Koch is fluent in Spanish, having worked in orphanages in Guatemala for several years prior to becoming a teacher, which she said probably helped in her application.
The program started with an intense and rigorous 10-week online course with 10 to 15 hours of coursework a week. She completed it on top of her classroom work at the junior high.
She immediately began incorporating the Fulbright program into her curriculum. 
“In my classes we work on (learning about) the 17 United Nations goals for sustainability,” she said.
The goals are fairly simple, like no poverty, clean water and sanitation, quality education and good health care, to name a few. 
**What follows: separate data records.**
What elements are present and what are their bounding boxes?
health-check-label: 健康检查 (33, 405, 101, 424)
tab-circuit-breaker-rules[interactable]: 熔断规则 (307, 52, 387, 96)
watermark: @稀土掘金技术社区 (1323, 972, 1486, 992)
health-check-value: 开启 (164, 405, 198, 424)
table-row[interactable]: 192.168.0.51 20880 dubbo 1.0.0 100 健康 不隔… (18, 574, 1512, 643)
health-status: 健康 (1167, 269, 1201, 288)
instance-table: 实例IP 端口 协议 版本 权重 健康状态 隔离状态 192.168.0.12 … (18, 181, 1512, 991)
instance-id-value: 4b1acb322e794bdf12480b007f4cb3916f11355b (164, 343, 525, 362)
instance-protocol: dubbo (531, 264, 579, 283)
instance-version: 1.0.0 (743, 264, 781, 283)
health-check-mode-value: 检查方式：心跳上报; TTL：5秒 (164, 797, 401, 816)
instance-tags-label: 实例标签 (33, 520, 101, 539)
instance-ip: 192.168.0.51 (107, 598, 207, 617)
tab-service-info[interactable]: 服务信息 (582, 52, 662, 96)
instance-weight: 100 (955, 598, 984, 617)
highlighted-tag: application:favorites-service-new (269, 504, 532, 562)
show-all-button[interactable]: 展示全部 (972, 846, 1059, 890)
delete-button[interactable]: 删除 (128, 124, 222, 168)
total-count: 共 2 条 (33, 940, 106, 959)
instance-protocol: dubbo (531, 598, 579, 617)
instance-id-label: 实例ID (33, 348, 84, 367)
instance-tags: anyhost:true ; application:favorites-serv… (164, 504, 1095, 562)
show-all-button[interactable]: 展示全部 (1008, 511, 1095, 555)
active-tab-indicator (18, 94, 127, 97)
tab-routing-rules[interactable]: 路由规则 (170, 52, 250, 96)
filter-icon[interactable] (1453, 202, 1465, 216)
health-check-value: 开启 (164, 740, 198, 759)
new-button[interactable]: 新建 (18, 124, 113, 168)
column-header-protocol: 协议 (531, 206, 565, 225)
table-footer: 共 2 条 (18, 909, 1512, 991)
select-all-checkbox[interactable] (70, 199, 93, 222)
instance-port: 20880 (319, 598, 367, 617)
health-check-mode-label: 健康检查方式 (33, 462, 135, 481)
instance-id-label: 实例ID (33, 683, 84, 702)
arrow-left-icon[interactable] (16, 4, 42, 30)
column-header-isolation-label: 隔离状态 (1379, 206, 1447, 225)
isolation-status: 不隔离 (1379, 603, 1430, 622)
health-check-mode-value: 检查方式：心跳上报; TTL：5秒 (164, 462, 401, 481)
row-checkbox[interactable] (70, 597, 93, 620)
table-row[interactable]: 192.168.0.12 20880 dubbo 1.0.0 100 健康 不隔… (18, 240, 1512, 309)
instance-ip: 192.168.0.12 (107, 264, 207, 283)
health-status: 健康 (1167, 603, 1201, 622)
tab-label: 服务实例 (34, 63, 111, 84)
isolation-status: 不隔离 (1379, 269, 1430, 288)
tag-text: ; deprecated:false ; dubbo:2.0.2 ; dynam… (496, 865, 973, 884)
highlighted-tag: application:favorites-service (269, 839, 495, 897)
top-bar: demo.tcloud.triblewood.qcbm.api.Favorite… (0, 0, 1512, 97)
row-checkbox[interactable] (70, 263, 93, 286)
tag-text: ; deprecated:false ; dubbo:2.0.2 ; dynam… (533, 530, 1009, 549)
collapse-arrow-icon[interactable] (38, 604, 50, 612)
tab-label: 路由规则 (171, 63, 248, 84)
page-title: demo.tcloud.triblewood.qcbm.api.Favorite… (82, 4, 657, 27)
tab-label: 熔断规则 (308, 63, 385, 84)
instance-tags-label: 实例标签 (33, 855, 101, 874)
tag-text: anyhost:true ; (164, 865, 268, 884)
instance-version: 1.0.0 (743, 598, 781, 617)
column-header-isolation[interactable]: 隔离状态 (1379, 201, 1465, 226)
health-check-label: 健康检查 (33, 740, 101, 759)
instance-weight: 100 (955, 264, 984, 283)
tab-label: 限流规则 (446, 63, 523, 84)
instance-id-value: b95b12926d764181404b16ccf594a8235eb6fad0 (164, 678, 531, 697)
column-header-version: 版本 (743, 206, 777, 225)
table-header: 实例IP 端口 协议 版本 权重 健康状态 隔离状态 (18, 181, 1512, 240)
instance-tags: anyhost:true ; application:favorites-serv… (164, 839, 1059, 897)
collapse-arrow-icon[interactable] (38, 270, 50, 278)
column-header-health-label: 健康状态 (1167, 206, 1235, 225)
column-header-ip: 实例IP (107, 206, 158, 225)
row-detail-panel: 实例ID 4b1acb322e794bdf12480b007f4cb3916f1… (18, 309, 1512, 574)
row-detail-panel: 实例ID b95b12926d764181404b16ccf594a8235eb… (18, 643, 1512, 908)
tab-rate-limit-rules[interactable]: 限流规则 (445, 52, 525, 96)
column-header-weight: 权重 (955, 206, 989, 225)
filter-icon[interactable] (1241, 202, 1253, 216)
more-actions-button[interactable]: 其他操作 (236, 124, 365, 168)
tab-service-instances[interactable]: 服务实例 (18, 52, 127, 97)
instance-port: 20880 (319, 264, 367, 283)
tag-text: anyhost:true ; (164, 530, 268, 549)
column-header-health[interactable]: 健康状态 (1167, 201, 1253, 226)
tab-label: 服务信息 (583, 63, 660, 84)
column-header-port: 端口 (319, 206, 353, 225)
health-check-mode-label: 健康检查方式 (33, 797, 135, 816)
The lessons also had practical implications as well. For example, last year she knew she was going to visit schools in Uruguay, so her Spanish students wrote more than 100 postcards, in Spanish, to their fellow classmates. That required the students learning Spanish well enough to write coherent Spanish sentences.
When she visited Uruguay in June, she handed them out and they were well received. 
“They loved it, they were impressed (our students) could write in Spanish,” she said.
Today, they still correspond through email and other means with those same classes.
The Uruguayan educational system is different than the U.S., Koch said.
Instead of teaching at one school, teachers travel from school to school, working different shifts. A day starts at 7 a.m. and often ends at 7 p.m. for them, Koch noted.
“They’re absolutely dedicated and believe in what they do,” she said.
All told, they visited 20 different schools, from the inner city to rural areas.
Uruguay is much like central Montana, Koch noted, though it has a coastline and while there’s plenty of cattle, there’s also ostriches of all things, wandering through the landscape as well.
The teachers from both countries found they had much in common and Koch is now hoping to help other teachers apply for the program.
It’s been a life changing experience.
“My Fulbright experience stands as the most impactful and relevant professional development opportunity of my career. I hope that by sharing my experience, I can inspire others to take the leap and apply for this exceptional opportunity in the years to come,” she said.
She is also keeping in touch with the U.S. teachers she went to Uruguay with and her class frequently communicates with a class from Minnesota.